Anybody have opinions on the Home Depot Husky Cabinets? I'm hoping that they are a good deal for the money.


----------



## Fabrizio

I just bought and assembled the Husky XL tall storage cabinet.
Step 1 resulted in the first broken piece and it was all downhill from there. When I inspected the floor display sample at the local Home Depot, it seemed well thought out, but all the thinking went into how to package the darn thing in the most compact way. I thought I was buying a husky but got a sissy instead. Even the lock assembly did not work properly, but what the heck! Who needs locking it when you can just lean a cement block on it. The icing on the cake was installing the 4 little bins in the pegboard on the inside of the doors. By the time I was done, two were broken hanging on by a single peg.
The only positive thing I can think of, the assembling instructions were well done... and of course, the packaging.
If this is the best America can do nowadays, we all deserve to go by the way of Chrysler. It's really a shame.
Fabrizio


----------



## jacky

@Eddie_V : I saw one garage store cabinets here http://www.mygaragestore.com/Garage-Storage-Cabinets.aspx... It looks Cool and cost effective. I hope you will like it!


----------



## havasu

I purchased a similar cabinet from Lowes, which was a pressboard "screw and glue" type of cabinet, because it was a cheap solution for my vacation home. I returned to the home after being away for a month to find my cabinet on the ground, with all of my oils on the floor, which made a huge mess to clean up. 

If you haven't purchased those cabinets yet, I'd recommend as a cheap alternative, the Seville metal cabinets from Sam's Club.
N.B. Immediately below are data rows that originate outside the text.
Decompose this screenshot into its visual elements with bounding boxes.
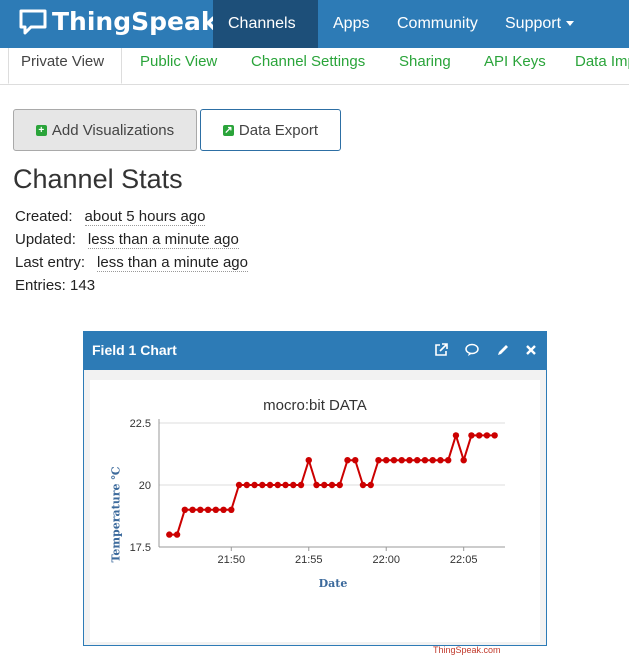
data-point xyxy=(189,506,196,513)
channel-tabs: Private View Public View Channel Setting… xyxy=(0,48,629,85)
data-point xyxy=(367,481,374,489)
tab-data-import[interactable]: Data Imp xyxy=(575,48,629,84)
x-tick-label: 21:50 xyxy=(218,554,246,566)
data-export-button[interactable]: ↗ Data Export xyxy=(200,109,341,151)
data-point xyxy=(336,481,343,489)
data-point xyxy=(220,506,227,513)
nav-apps[interactable]: Apps xyxy=(318,0,383,48)
brand-name: ThingSpeak™ xyxy=(52,0,228,36)
data-point xyxy=(243,481,250,489)
data-point xyxy=(204,506,212,513)
data-point xyxy=(297,481,305,489)
data-point xyxy=(235,481,243,489)
x-tick-label: 22:05 xyxy=(450,554,478,566)
caret-down-icon xyxy=(566,21,575,27)
chart-area: mocro:bit DATA Temperature ℃ Date 22.5 20… xyxy=(90,380,540,655)
comment-icon[interactable] xyxy=(464,342,480,358)
data-point xyxy=(274,481,281,489)
data-point xyxy=(313,481,320,489)
data-point xyxy=(460,457,467,464)
speech-bubble-icon xyxy=(19,9,47,34)
data-point xyxy=(212,506,220,513)
data-point xyxy=(344,457,351,464)
top-navbar: ThingSpeak™ Channels Apps Community Supp… xyxy=(0,0,629,75)
brand-logo[interactable]: ThingSpeak™ xyxy=(18,0,228,36)
stat-last-entry: Last entry: less than a minute ago xyxy=(15,254,248,272)
nav-support[interactable]: Support xyxy=(490,0,590,48)
data-point xyxy=(173,531,181,538)
data-point xyxy=(414,457,421,464)
field-1-chart-panel: Field 1 Chart mocro:bit DATA Temperature… xyxy=(83,331,547,655)
tab-channel-settings[interactable]: Channel Settings xyxy=(251,48,365,84)
close-icon[interactable] xyxy=(523,342,539,358)
pencil-icon[interactable] xyxy=(495,342,511,358)
panel-title: Field 1 Chart xyxy=(92,342,177,358)
data-point xyxy=(359,481,367,489)
data-point xyxy=(452,432,460,439)
x-axis-label: Date xyxy=(319,577,348,590)
data-point xyxy=(321,481,328,489)
y-tick-label: 22.5 xyxy=(130,418,151,430)
line-chart: Date 22.5 20 17.5 21:50 21:55 22:00 22:05 xyxy=(130,418,505,590)
tab-api-keys[interactable]: API Keys xyxy=(484,48,546,84)
data-point xyxy=(421,457,429,464)
data-point xyxy=(352,457,359,464)
y-tick-label: 20 xyxy=(139,480,151,492)
data-point xyxy=(197,506,204,513)
data-point xyxy=(290,481,297,489)
nav-channels[interactable]: Channels xyxy=(213,0,318,75)
data-point xyxy=(166,531,173,538)
y-tick-label: 17.5 xyxy=(130,542,151,554)
data-point xyxy=(483,432,491,439)
data-point xyxy=(429,457,436,464)
data-point xyxy=(383,457,390,464)
data-point xyxy=(228,506,235,513)
tab-public-view[interactable]: Public View xyxy=(140,48,217,84)
add-visualizations-button[interactable]: + Add Visualizations xyxy=(13,109,197,151)
tab-sharing[interactable]: Sharing xyxy=(399,48,451,84)
data-point xyxy=(282,481,289,489)
panel-header: Field 1 Chart xyxy=(84,332,546,370)
stat-updated: Updated: less than a minute ago xyxy=(15,231,239,249)
plus-icon: + xyxy=(35,124,47,136)
stat-entries: Entries: 143 xyxy=(15,277,96,294)
data-point xyxy=(328,481,336,489)
data-point xyxy=(266,481,274,489)
data-point xyxy=(491,432,498,439)
chart-credit: ThingSpeak.com xyxy=(433,645,501,655)
data-point xyxy=(390,457,398,464)
data-point xyxy=(305,457,312,464)
data-point xyxy=(251,481,258,489)
data-point xyxy=(398,457,405,464)
data-point xyxy=(375,457,382,464)
export-arrow-icon: ↗ xyxy=(222,124,234,136)
x-tick-label: 22:00 xyxy=(372,554,400,566)
data-point xyxy=(406,457,413,464)
tab-private-view[interactable]: Private View xyxy=(8,48,122,84)
stat-created: Created: about 5 hours ago xyxy=(15,208,206,226)
external-link-icon[interactable] xyxy=(433,342,449,358)
data-point xyxy=(437,457,444,464)
nav-community[interactable]: Community xyxy=(382,0,490,48)
data-point xyxy=(181,506,189,513)
channel-stats-heading: Channel Stats xyxy=(13,164,183,194)
x-tick-label: 21:55 xyxy=(295,554,323,566)
data-point xyxy=(259,481,266,489)
data-point xyxy=(468,432,475,439)
data-point xyxy=(444,457,452,464)
data-point xyxy=(475,432,483,439)
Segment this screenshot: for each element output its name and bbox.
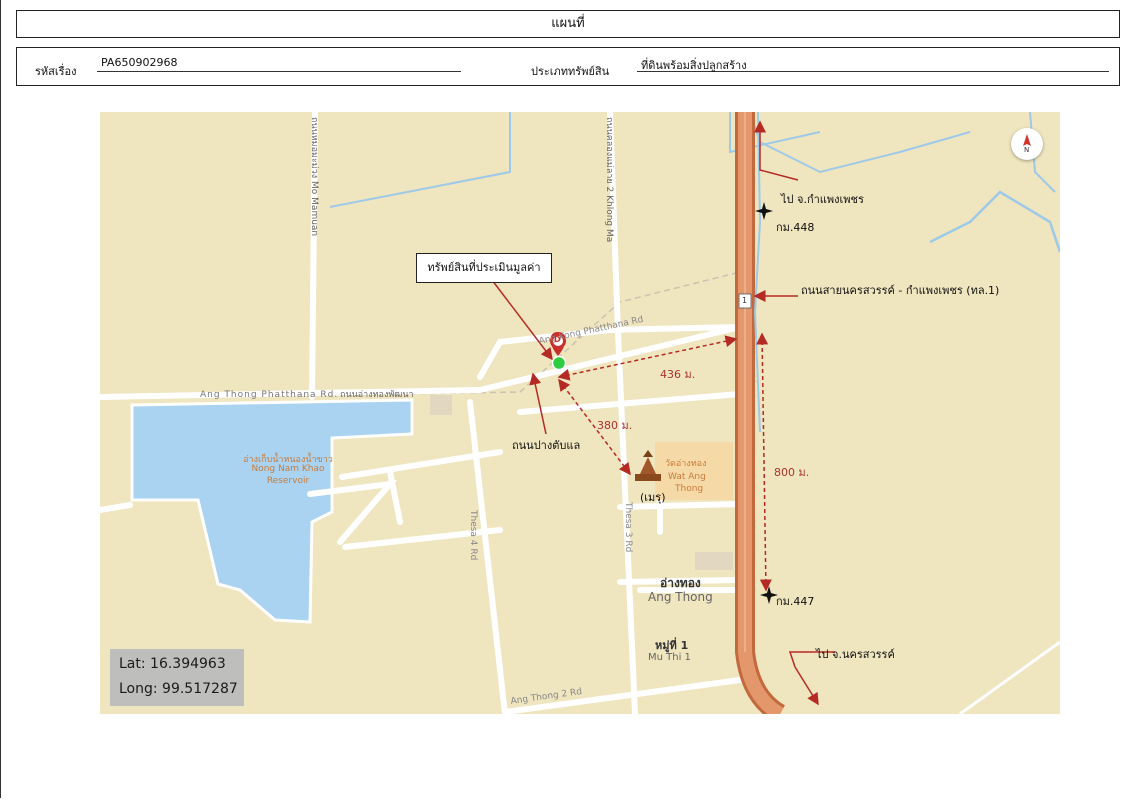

They might be made in China, but hold up very well, and were cheaper than the "screw and glue" type.


----------



## hellerusa

I see this post is a year old, but here is an update on the cabinets that are currently being sold. I purchased the Husky system from Home Depot that consisted of two base cabinets, a tall cabinet, two wall cabinets, and the stainless steel bench. Of all these items, only one (wall cabinet) was delivered without being damaged. Every other item was bent, scrached, or dented. It is very thin, and I don't recommend it to anyone. I ended up shipping all of it back. I'm going to go with a NewAge product sold by Costco. More expensive, but it comes fully assembled in either 24 or 18 gauge steel.


----------